Drug-Eluting PAD Stent Approved

Zilver PTX Drug Eluting Peripheral Stent gets FDA nod

(RxWiki News) US Food and Drug Administration officials have approved the first medication-coated stent designed to treat peripheral artery disease (PAD), giving patients with blocked thigh arteries another option.

PAD patients experience blocked leg arteries causing symptoms such as leg pain or serious complications that could result in leg amputation.

The FDA approved Cook Incorporated's Zilver PTX Drug-Eluting Peripheral Stent. It is a small, metal mesh tube that self expands to keep open the blocked artery. The stent is coated with drug paclitaxel to help prevent another blockage.

"Discuss PAD treatment options with your cardiologist."

Christy Foreman, director of the Office of Device Evaluation at FDA’s Center for Devices and Radiological Health, said the clinical study that helped green light the device showed that Zilver is more effective than standard balloon angioplasty for treating blockages in the thigh as a result of PAD.

“This approval expands the treatment options for patients suffering from symptomatic peripheral artery disease to include the Cook Zilver PTX drug eluting stent,” she said.

The device was approved to re-open the femoropopliteal artery, an artery in the thigh.

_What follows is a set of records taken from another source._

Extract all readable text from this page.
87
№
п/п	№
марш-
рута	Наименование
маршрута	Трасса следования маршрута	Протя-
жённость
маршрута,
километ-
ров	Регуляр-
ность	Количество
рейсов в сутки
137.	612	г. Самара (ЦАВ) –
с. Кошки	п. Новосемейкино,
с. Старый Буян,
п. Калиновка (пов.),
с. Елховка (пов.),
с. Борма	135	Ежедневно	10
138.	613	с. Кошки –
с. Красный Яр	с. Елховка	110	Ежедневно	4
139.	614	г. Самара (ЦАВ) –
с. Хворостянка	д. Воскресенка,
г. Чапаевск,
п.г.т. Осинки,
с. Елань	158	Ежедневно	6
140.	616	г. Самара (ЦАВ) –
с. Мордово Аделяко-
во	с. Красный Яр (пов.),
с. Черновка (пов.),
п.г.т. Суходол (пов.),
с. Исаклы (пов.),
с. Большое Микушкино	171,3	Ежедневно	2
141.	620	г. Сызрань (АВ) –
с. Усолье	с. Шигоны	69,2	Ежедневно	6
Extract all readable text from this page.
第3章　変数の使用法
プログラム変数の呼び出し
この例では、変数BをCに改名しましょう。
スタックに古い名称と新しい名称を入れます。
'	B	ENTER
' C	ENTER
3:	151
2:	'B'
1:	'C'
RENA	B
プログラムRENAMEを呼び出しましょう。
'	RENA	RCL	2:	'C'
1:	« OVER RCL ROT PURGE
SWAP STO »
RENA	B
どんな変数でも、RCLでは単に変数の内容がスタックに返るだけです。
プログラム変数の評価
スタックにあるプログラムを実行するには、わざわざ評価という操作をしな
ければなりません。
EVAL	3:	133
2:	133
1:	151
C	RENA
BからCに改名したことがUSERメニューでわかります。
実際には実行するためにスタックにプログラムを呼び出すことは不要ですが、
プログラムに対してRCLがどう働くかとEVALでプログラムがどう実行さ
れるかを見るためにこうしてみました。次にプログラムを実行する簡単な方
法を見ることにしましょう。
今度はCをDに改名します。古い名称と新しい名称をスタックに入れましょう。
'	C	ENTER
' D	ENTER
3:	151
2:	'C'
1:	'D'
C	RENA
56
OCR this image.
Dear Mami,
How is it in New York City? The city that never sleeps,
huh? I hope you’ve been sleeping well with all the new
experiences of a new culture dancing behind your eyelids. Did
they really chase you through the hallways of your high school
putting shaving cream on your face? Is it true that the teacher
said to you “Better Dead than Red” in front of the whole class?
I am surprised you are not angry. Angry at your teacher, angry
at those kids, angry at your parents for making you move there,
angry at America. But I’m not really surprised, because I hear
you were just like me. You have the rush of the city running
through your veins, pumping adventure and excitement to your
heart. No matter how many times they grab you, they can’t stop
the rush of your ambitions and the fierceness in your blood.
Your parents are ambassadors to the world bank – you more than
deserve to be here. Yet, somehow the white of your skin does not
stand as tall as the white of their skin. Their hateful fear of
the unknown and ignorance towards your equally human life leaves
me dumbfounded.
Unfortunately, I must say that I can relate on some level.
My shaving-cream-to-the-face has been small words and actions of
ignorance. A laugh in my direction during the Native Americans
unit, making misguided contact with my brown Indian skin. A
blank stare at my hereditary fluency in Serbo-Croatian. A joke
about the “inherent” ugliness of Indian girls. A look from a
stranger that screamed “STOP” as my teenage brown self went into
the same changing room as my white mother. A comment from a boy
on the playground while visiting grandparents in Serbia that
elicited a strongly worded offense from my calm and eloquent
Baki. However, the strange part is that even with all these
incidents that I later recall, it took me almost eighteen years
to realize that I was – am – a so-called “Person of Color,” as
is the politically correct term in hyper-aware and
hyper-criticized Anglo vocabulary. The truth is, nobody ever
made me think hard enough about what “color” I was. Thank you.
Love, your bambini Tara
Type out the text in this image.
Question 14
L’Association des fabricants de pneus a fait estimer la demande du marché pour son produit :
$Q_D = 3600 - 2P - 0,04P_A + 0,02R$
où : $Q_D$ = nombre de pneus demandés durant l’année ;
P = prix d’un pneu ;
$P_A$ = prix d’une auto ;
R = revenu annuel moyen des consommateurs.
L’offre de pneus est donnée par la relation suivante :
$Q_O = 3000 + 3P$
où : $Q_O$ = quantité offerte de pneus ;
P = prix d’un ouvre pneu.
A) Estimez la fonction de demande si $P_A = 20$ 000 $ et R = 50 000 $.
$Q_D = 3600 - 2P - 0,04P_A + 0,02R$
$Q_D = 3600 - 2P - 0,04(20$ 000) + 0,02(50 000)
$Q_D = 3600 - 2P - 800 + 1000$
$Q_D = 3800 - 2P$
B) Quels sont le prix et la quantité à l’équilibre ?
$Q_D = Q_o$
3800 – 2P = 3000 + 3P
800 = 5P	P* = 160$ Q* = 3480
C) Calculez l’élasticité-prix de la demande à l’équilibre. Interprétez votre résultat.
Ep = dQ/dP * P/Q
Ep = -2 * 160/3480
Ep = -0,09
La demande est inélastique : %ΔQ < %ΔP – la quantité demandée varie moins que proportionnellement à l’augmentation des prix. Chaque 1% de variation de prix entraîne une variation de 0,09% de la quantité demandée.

Prior to approval of the drug-eluting stent, other treatment options included bare metal stents, balloon angioplasty, surgical bypass surgery similar to the same procedure performed on the heart, exercise and medication.

Zilver was approved following animal testing and clinical trials. During one trial, researchers followed 479 PAD patients with a single thigh blockage. Participants randomly received either the Zilver stent or underwent percutaneous transluminal intervention (PTI), a surgical procedure in which a catheter with a balloon tip is used to open the blocked artery. If PTI failed, the patient received either a Zilver stent or a bare metal stent.

After 12 months, 83 percent of the blockages opened with the Zilver stent were still open compared to 33 percent of narrowings treated with PTI. Among unsuccessful PTI patients, 90 percent of arteries treated with the Zilver stent remained open compared to 73 percent of those treated with bare metal stents.

In another study, 787 PAD patients received up  to four Zilver stents to open one or more clogs. Researchers concluded the Zilver stents were at least as safe as PTI.

Investigators noted that 1.5 percent of patients experienced a stent fracture that was not problematic. At 12 months, 2.8 percent of patients had experienced stent thrombosis, and 3.5 percent experienced it by 24 months. Stent thrombosis is a rare, but serious condition in which a blood clot forms on a stent's surface.

In both studies the most common complication was that patients required additional treatment to re-open the blocked artery.

As part of the approval, Indiana-based Cook Incorporated must complete a 5-year study of 900 patients treated with the Zilver stent to further monitor safety and effectiveness.

The device is not appropriate for women who are pregnant, breastfeeding or who plan to become pregnant. In addition, the stent should not be used in patients whose arteries are narrowed to the point that the device cannot safely pass to allow stent placement, or in those who can't take the recommended therapy because of bleeding disorders.